Is Zambia about to get its first majority president?
Parliament has just adopted the new constitution, including the controversial 50%+1 clause for election of a president. This means that our future president must secure at least half of all votes to win, if not in the first round involving all candidates, then in the second round between the two leading candidates with the most votes.
Supporters say it will ensure a popular president, contrary to the current first-past-the-post system, where a candidate can win with a lot less than the majority of votes, as long as the rest of the votes are spread thinly between other presidential candidates.
The new system is certainly going to change the game. Zambia’s presidential elections may have many candidates, but two of them typically dominate, with this year’s presidential election being a case in points, as Edgar Lungu (PF) and Hakainde Hichilema (UPND) together took 95% of the votes. However, none of them got more than 50% of the votes.

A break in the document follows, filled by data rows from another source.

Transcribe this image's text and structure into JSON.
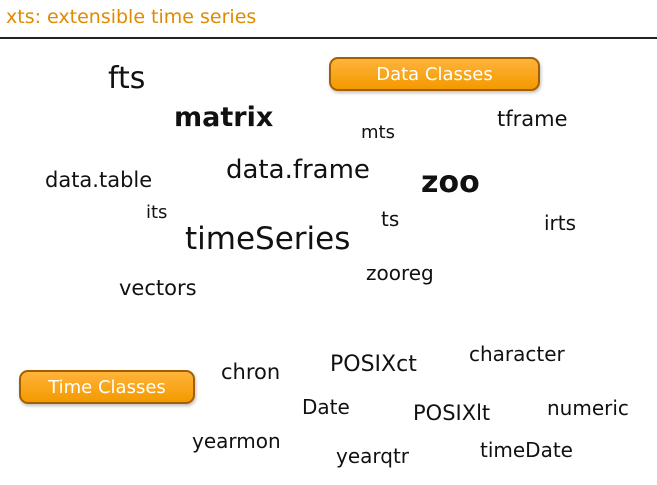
{
  "slide": {
    "title": "xts: extensible time series"
  },
  "data_classes_label": "Data Classes",
  "time_classes_label": "Time Classes",
  "data_words": {
    "fts": "fts",
    "matrix": "matrix",
    "mts": "mts",
    "tframe": "tframe",
    "data_table": "data.table",
    "data_frame": "data.frame",
    "zoo": "zoo",
    "its": "its",
    "ts": "ts",
    "irts": "irts",
    "timeSeries": "timeSeries",
    "zooreg": "zooreg",
    "vectors": "vectors"
  },
  "time_words": {
    "chron": "chron",
    "POSIXct": "POSIXct",
    "character": "character",
    "Date": "Date",
    "POSIXlt": "POSIXlt",
    "numeric": "numeric",
    "yearmon": "yearmon",
    "yearqtr": "yearqtr",
    "timeDate": "timeDate"
  }
}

This is important, as next year’s election will look similar – at least up until the result – which means that we are likely to see a rerun. To secure a majority the two candidates now have to lobby for support from the other candidates, their parties and voters, putting smaller parties such as MMD and FDD in an excellent position to gain some influence.
The PF clearly believes that the new system will work to its advantage, or rather to the disadvantage of the UPND, due to the latter’s support base being confined to Southern and Western Province – at least historically – as the UPND believes (with some basis in fact) that this is changing. If the rerun took place today, MMD would support PF, while FDD would go with UPND. Before this happens, however, we are likely to see a great deal of jobs, influence and money change hands, but whether or not this will result in a majority president being elected remains to be seen.